Dinner with a side of unsolicited opinion: Dear Prudie, My mother and I are both petite, average-sized women. In preparation for summer, I've upped my workout and dropped some weight while mom is still struggling. Any time I eat more than she'd like (more as in having one popsicle for dessert, not as in having a whole family sized bag of chips) in her presence she adds commentary like "do you really think you should eat that?" or the even more subtle "you're going to get fat." She's definitely preoccupied by her own weight loss goals and adamant about keeping her food diary and couting calories while I've chosen to go the eat sensibly/exercise route. What is a good way to encourage her to keep her own negativity/weight frustration out of my direction while I figure out my own healthy lifestyle?
—Will now be dining in sound proof booth
Emily Yoffe: You need to let her know that you are each going to deal with your eating and weight privately. When she starts commenting say, "Mom, I'm comfortable with what I choose to eat. No one wants to hear a running commentary while they're enjoying a meal." Don't engage beyond that if she tells you why the popsicle will ruin your life. Just keep telling her you want to put caloric intake off the table.

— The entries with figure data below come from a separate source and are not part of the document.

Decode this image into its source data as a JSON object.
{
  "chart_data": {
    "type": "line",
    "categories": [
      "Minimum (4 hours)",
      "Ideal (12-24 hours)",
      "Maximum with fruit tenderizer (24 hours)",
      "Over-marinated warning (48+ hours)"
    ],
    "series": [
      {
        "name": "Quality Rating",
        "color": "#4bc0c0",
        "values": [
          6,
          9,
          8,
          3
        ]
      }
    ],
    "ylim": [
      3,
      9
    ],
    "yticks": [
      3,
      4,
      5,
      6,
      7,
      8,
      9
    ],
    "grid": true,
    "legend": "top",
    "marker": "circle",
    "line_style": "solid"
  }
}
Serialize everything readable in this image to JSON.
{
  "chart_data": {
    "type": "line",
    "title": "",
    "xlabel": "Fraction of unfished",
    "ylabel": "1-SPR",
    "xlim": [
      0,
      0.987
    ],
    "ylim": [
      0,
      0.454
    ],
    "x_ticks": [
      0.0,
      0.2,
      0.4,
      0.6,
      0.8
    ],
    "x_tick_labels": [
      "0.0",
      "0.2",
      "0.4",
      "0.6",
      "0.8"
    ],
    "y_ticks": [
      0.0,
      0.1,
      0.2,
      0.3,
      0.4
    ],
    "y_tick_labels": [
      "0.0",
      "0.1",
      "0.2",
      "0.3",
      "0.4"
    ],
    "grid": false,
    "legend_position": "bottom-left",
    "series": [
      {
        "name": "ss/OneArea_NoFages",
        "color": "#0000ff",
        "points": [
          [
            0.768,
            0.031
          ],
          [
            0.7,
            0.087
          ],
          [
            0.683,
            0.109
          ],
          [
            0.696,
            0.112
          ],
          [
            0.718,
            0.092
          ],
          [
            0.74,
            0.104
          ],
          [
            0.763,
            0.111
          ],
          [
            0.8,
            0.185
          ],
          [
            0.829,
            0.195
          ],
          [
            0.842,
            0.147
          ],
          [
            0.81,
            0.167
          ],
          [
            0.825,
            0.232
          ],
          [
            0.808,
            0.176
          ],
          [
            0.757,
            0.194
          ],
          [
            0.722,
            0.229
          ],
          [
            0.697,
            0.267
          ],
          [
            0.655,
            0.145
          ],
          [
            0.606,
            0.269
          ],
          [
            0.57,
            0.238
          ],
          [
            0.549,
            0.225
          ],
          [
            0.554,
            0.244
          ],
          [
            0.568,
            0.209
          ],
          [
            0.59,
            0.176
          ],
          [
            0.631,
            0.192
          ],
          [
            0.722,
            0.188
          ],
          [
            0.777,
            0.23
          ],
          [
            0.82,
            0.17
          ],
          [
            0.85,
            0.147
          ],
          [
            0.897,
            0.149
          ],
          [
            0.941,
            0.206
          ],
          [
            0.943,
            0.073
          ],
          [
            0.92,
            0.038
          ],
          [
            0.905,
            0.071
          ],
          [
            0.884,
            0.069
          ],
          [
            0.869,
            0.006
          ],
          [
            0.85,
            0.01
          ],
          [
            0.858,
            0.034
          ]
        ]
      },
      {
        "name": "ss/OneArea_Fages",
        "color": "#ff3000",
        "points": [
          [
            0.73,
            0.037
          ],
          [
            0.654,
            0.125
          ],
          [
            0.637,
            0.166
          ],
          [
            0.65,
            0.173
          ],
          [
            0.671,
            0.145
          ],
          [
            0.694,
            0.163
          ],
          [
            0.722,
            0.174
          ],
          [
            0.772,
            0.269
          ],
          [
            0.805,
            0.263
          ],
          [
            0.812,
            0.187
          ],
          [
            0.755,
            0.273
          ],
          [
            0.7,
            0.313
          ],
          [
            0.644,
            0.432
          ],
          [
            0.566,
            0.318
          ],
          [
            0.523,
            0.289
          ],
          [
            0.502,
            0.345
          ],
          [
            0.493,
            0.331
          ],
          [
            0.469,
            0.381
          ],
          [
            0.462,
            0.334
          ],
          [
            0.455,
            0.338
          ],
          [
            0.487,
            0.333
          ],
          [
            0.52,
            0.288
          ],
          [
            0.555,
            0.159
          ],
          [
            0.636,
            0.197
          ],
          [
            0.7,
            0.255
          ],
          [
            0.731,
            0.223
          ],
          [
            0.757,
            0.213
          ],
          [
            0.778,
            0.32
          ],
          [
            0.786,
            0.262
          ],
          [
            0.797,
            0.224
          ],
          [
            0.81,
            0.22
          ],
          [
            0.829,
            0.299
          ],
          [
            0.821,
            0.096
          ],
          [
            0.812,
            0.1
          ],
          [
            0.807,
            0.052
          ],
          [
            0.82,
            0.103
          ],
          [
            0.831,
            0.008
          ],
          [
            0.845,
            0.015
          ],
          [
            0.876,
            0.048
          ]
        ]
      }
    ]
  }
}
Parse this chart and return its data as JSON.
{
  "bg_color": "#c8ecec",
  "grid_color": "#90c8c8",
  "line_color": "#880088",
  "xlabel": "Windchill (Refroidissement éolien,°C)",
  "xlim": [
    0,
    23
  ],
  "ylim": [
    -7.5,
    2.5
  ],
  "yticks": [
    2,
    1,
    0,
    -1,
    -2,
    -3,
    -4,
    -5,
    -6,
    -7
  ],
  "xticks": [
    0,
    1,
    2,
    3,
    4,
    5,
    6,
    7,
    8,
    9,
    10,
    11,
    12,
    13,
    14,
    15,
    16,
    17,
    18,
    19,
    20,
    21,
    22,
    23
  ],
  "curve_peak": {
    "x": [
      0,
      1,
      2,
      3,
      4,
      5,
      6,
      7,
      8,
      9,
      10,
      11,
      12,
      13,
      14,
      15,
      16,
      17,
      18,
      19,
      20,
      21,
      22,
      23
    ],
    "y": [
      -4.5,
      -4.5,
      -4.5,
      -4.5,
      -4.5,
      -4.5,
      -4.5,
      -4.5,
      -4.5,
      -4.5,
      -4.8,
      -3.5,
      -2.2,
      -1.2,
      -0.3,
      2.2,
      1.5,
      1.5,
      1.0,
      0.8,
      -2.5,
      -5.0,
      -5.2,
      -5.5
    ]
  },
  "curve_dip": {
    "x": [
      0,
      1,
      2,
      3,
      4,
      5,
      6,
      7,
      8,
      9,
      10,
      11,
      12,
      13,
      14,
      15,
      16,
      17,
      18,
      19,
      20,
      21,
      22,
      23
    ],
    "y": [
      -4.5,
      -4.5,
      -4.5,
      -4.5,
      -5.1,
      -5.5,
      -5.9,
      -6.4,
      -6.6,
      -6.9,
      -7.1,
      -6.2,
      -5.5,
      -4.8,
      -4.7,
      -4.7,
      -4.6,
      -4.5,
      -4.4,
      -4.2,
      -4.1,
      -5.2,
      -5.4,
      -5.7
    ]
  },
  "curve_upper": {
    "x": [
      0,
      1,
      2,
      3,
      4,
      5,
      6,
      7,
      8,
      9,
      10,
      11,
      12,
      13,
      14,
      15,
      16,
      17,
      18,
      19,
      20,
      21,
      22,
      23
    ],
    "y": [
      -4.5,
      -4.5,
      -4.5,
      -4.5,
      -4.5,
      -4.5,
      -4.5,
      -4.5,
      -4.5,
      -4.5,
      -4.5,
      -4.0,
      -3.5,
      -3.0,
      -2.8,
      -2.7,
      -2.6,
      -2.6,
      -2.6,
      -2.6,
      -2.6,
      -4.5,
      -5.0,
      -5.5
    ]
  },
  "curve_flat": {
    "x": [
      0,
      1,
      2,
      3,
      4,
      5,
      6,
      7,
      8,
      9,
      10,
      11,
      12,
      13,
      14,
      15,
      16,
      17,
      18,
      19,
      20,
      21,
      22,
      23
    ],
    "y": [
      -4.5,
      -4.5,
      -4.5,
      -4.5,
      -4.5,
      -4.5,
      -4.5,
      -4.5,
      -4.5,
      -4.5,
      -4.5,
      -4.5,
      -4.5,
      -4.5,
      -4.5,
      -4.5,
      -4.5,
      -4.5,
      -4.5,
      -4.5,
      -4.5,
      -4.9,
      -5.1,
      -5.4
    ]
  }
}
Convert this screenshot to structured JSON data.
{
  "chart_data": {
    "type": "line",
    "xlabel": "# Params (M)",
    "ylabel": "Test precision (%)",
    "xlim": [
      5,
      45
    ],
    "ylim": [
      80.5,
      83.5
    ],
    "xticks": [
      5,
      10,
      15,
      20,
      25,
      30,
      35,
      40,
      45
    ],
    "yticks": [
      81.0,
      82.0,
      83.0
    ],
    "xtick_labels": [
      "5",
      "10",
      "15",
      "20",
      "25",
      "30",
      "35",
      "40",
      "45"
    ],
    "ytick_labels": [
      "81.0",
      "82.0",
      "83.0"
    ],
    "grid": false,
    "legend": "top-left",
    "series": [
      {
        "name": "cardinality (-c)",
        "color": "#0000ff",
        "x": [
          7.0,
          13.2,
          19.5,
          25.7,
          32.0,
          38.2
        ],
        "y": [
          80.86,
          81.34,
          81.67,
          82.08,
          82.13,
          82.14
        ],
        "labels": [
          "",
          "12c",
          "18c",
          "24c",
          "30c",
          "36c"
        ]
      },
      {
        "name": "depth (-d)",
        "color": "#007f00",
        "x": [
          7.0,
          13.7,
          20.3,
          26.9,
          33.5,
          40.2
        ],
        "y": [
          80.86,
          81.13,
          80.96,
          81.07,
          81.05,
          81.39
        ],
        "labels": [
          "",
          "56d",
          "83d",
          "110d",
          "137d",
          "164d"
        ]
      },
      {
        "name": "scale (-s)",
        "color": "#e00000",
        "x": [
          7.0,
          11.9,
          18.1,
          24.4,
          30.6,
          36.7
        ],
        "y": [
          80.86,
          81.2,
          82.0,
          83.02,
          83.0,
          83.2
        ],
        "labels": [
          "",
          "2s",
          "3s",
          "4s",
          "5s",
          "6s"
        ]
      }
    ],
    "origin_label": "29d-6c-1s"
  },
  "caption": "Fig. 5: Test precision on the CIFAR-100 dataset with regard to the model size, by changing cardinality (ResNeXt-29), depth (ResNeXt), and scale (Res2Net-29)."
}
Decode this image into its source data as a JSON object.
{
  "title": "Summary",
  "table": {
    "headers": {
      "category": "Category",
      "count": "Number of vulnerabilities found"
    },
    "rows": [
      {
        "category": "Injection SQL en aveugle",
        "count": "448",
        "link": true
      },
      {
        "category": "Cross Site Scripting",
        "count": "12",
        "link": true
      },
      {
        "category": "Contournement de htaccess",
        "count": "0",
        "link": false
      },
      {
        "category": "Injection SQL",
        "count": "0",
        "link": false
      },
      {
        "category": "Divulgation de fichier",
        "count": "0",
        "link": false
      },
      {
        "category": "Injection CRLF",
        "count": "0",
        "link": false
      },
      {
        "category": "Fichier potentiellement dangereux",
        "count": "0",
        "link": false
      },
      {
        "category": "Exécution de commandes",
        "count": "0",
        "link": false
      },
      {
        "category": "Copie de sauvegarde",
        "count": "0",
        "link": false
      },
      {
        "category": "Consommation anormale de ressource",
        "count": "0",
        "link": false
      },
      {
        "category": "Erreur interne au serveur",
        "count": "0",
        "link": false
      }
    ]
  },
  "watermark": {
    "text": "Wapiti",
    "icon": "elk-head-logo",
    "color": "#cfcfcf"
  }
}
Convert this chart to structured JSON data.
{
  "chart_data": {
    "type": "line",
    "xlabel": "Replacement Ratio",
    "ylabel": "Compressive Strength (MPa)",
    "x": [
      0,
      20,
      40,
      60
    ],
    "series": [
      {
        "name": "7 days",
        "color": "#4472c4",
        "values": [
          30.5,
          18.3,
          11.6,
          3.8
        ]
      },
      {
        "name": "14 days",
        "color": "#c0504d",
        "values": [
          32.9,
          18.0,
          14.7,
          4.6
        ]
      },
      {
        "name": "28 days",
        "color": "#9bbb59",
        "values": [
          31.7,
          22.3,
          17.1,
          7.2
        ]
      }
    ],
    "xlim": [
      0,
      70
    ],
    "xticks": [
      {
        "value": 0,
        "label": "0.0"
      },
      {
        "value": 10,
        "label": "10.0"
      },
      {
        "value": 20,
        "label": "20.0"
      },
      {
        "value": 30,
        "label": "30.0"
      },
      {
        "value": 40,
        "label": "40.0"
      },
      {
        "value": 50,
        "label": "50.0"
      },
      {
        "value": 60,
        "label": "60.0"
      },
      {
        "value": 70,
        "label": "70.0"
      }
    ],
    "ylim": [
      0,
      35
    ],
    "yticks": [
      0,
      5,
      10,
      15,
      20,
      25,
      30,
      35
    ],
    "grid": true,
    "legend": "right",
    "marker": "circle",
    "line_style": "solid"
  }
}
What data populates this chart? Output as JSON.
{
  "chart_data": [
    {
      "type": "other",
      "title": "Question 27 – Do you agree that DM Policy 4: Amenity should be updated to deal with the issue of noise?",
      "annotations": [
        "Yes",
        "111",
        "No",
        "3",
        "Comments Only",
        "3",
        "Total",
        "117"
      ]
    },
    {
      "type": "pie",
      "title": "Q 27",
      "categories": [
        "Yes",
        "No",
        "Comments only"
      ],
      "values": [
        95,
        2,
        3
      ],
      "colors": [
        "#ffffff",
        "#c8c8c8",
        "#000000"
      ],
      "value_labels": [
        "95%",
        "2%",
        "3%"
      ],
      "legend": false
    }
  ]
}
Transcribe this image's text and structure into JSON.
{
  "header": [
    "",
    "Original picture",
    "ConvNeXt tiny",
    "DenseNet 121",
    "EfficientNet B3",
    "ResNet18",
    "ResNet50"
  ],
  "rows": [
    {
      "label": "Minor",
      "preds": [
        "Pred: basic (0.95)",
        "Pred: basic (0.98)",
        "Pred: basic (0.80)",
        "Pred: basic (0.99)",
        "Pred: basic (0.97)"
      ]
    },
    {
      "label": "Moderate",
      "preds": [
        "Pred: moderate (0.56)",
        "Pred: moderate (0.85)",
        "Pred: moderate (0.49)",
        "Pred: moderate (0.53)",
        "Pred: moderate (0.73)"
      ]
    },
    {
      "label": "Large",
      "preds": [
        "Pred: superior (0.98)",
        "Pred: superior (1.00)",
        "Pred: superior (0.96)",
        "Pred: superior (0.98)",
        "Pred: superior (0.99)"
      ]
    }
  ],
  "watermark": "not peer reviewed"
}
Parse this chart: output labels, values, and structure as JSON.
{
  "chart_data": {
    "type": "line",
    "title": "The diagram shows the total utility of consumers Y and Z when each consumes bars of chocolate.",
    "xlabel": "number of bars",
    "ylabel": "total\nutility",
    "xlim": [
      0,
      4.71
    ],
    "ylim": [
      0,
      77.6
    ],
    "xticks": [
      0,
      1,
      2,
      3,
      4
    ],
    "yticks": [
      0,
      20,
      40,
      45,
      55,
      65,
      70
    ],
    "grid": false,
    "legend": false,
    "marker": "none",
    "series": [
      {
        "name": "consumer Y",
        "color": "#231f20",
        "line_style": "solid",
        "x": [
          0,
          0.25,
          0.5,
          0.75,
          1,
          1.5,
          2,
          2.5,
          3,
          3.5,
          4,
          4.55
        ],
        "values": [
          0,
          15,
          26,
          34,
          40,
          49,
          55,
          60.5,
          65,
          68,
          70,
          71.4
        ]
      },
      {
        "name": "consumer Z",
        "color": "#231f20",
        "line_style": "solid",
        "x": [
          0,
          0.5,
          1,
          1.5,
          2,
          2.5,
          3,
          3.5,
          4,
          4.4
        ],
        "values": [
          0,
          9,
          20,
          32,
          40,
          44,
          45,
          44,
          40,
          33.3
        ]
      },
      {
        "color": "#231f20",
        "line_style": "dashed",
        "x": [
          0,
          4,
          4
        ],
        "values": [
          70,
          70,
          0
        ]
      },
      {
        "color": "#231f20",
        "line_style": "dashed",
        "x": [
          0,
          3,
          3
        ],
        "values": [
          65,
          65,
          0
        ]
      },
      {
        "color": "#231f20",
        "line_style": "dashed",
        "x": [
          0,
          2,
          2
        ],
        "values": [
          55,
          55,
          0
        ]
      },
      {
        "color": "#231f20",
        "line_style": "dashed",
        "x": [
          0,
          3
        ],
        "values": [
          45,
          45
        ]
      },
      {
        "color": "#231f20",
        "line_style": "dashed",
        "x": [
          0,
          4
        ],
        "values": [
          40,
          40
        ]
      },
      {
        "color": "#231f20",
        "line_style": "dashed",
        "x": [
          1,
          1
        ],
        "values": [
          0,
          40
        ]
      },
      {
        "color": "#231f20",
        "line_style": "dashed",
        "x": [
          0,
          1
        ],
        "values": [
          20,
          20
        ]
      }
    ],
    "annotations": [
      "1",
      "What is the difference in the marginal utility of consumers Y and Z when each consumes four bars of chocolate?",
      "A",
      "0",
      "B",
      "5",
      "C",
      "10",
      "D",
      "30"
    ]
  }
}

Woodbridge, Va.: Hello, Thanks for taking my question - Quickly, I am a cancer survior. People (friend and family) will ALWAYS but me something with the pink ribbon on it. I HATE THAT! Believe me, I know these people are being nice, and I have expressed my concerns to them more than once (in a nice way). I STILL get the "Pink Stuff"! What am I to do besides keep telling them I HATE IT?! NO PINK RIBBONS FOR ME
Emily Yoffe: Everyone deals with major illness in their own way, and for many people putting cancer out of their minds and resuming their normal lives is the most theraputic way to move on. For people who are close and keep doing it, explain that for you these reminders of cancer just drag you back to a very painful time and that you'd appreciate no more pink ribbon gifts. If they won't stop then, then it's weirdly hostile and when you get another "gift" you can say, "I'm afraid I won't be able to use this. You keep it for someone who would appreciate it more." For others who are just being well meaning, say thanks and then toss or pass on the gifts.